In 1992, Kria was assigned to Indonesia's permanent delegation to the UNESCO in Paris, France. He began his tenure with the diplomatic rank of second secretary. By the next year, he was promoted to the rank of first secretary and was designated as the deputy permanent representative of Indonesia to UNESCO. He was then further promoted to the rank counsellor during his duty in Paris, before being transferred to the embassy in The Hague, Netherlands. In The Hague, Kria headed the embassy's political section with the rank of counsellor, and later, minister counsellor. During his time in The Hague, he also functioned as the alternate/deputy permanent representative to the Organization for the Prohibition of Chemical Weapons. During his assignment in The Hague, in 2002 Kria was involved in negotiations regarding the Ligitan and Sipadan territorial dispute at the International Court of Justice.

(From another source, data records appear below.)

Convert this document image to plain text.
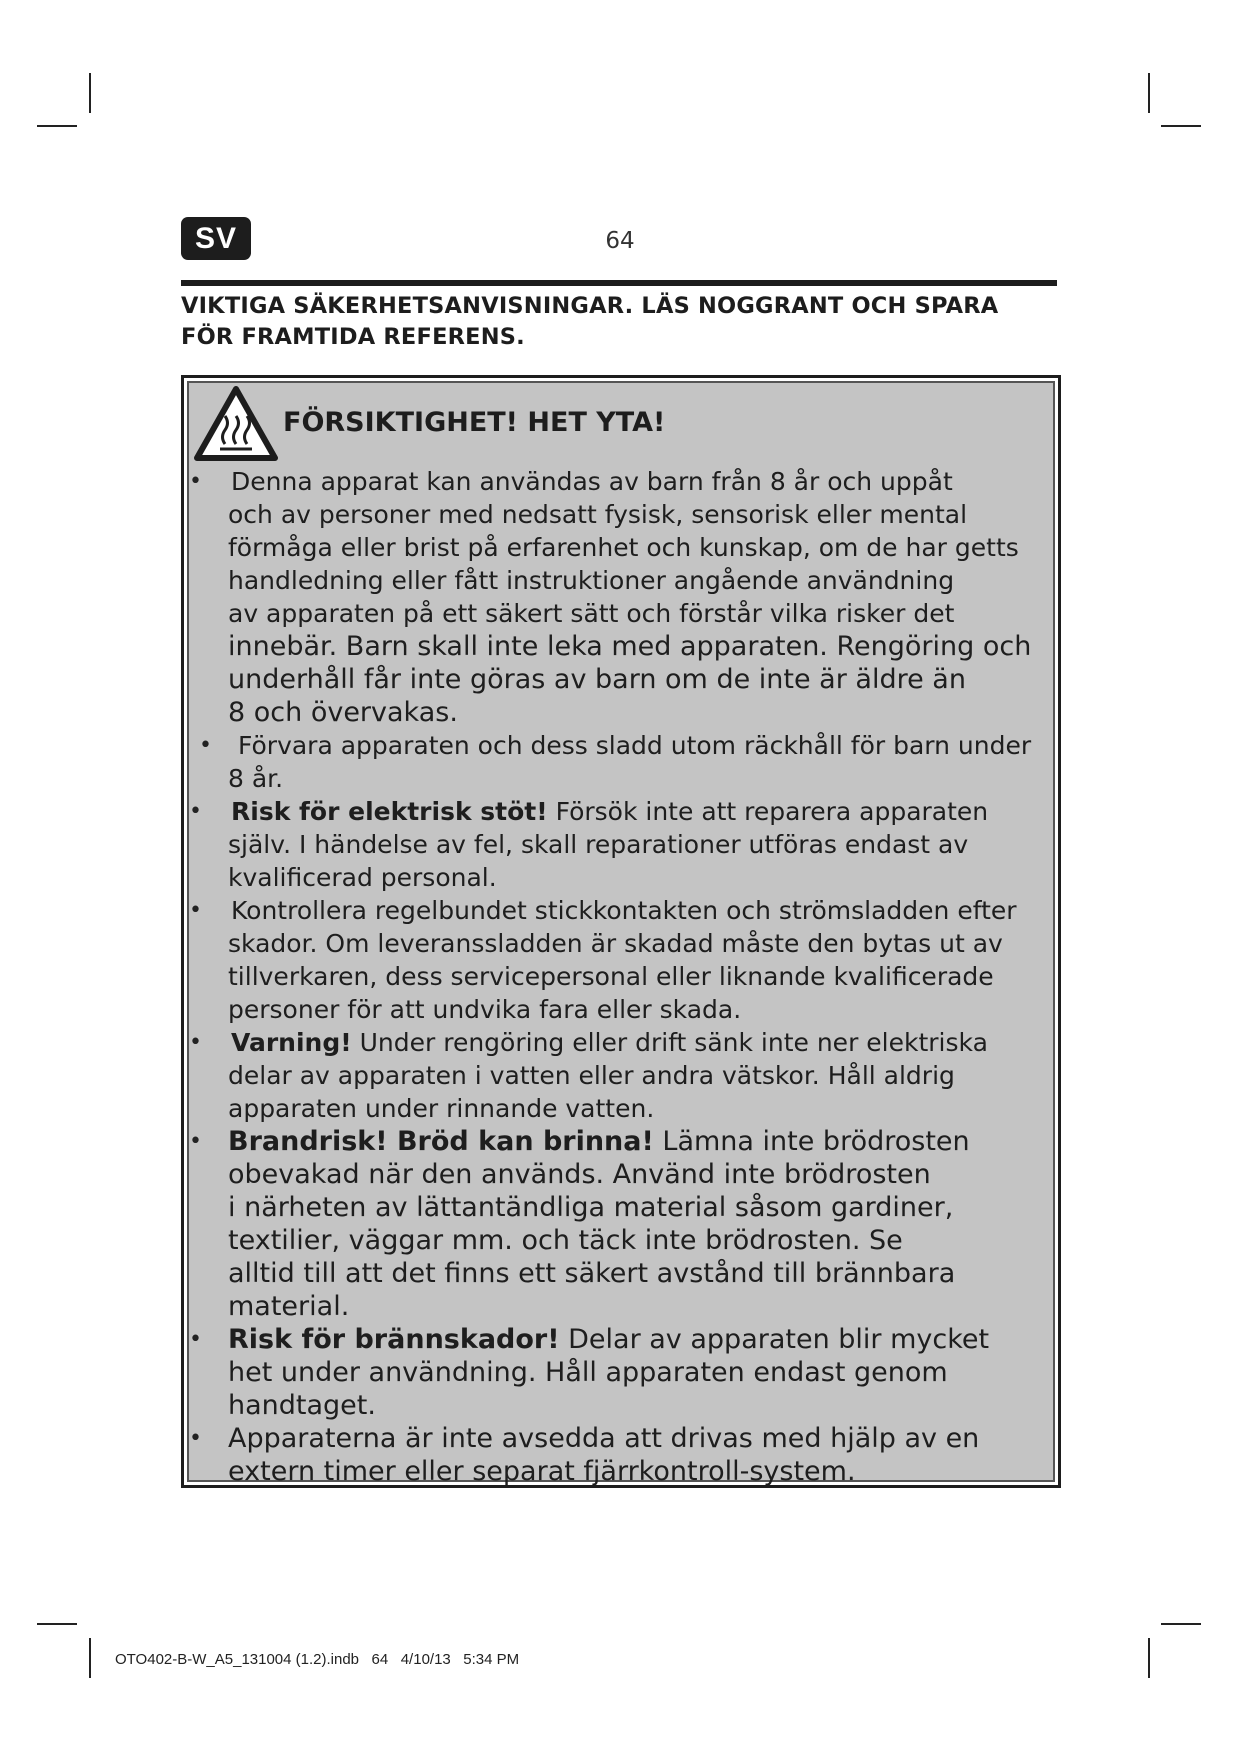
SV	64
VIKTIGA SÄKERHETSANVISNINGAR. LÄS NOGGRANT OCH SPARA
FÖR FRAMTIDA REFERENS.
FÖRSIKTIGHET! HET YTA!
• Denna apparat kan användas av barn från 8 år och uppåt
och av personer med nedsatt fysisk, sensorisk eller mental
förmåga eller brist på erfarenhet och kunskap, om de har getts
handledning eller fått instruktioner angående användning
av apparaten på ett säkert sätt och förstår vilka risker det
innebär. Barn skall inte leka med apparaten. Rengöring och
underhåll får inte göras av barn om de inte är äldre än
8 och övervakas.

• Förvara apparaten och dess sladd utom räckhåll för barn under
8 år.

• Risk för elektrisk stöt! Försök inte att reparera apparaten
själv. I händelse av fel, skall reparationer utföras endast av
kvalificerad personal.

• Kontrollera regelbundet stickkontakten och strömsladden efter
skador. Om leveranssladden är skadad måste den bytas ut av
tillverkaren, dess servicepersonal eller liknande kvalificerade
personer för att undvika fara eller skada.

• Varning! Under rengöring eller drift sänk inte ner elektriska
delar av apparaten i vatten eller andra vätskor. Håll aldrig
apparaten under rinnande vatten.

• Brandrisk! Bröd kan brinna! Lämna inte brödrosten
obevakad när den används. Använd inte brödrosten
i närheten av lättantändliga material såsom gardiner,
textilier, väggar mm. och täck inte brödrosten. Se
alltid till att det finns ett säkert avstånd till brännbara
material.

• Risk för brännskador! Delar av apparaten blir mycket
het under användning. Håll apparaten endast genom
handtaget.

• Apparaterna är inte avsedda att drivas med hjälp av en
extern timer eller separat fjärrkontroll-system.

OTO402-B-W_A5_131004 (1.2).indb   64   4/10/13   5:34 PM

Kria briefly became the deputy director for territorial affairs within the foreign ministry before being appointed as the director of economic, social, and cultural treaties on 6 April 2004. On 28 December 2005, Kria was sworn in as the foreign ministry's legal affairs director. On 17 January 2007, Kria became Indonesia's consul general in Houston. He officially began his duty on 5 May 2007. During his tenure, Kria handled cases of Indonesian citizen deportation in his jurisdiction.

Kria was installed as ambassador to Laos on 20 January 2010. He conferred copies of his credentials to the deputy foreign minister Phongsavath Boupha on 30 April 2010 and presented his credentials to the president of Laos Choummaly Sayasone on 4 May 2010. Kria described Sayasone as a president who is "close and beloved by his people". During his tenure, Kria oversaw the signing of a visa exemption agreement in early 2011 and signed a treaty regarding double taxation avoidance and fiscal evasion prevention on 8 September 2011.

== Personal life ==
Kria was married to Hastuty Firmasari, and the couple had three children. His daughter, Silvany Pasaribu, followed his footsteps as a diplomat.

Kria had been diagnosed with bladder cancer in 2001, which necessitated the removal of his bladder. In 2011, he was diagnosed with prostate cancer, for which he underwent external beam radiation. Subsequently, in 2013, he was diagnosed with kidney cancer, resulting in the removal of his left kidney. His remaining right kidney lost more than 80% of its function, requiring him to undergo dialysis treatments twice a week from 2013 onwards.

About a month prior to his death, on 15 March 2017 Kria was admitted to the emergency room due to severe abdominal pain following weeks of flu-like symptoms. Medical examinations revealed a bacterial infection and swelling in his kidney, which was diagnosed as septic shock. He underwent emergency surgery to drain pus from the kidney tissue. Despite initial medical interventions and a brief period where his condition stabilized and he was removed from a ventilator, his health deteriorated due to severe internal bleeding in the throat and stomach, leading to a second septic shock and multiple organ failure. Doctors also discovered a mass in his kidney suspected to be cancerous, which was believed to be the underlying cause of the sepsis. Kria eventually died on 4 April 2017 at the Siloam Hospital in Kebon Jeruk, West Jakarta.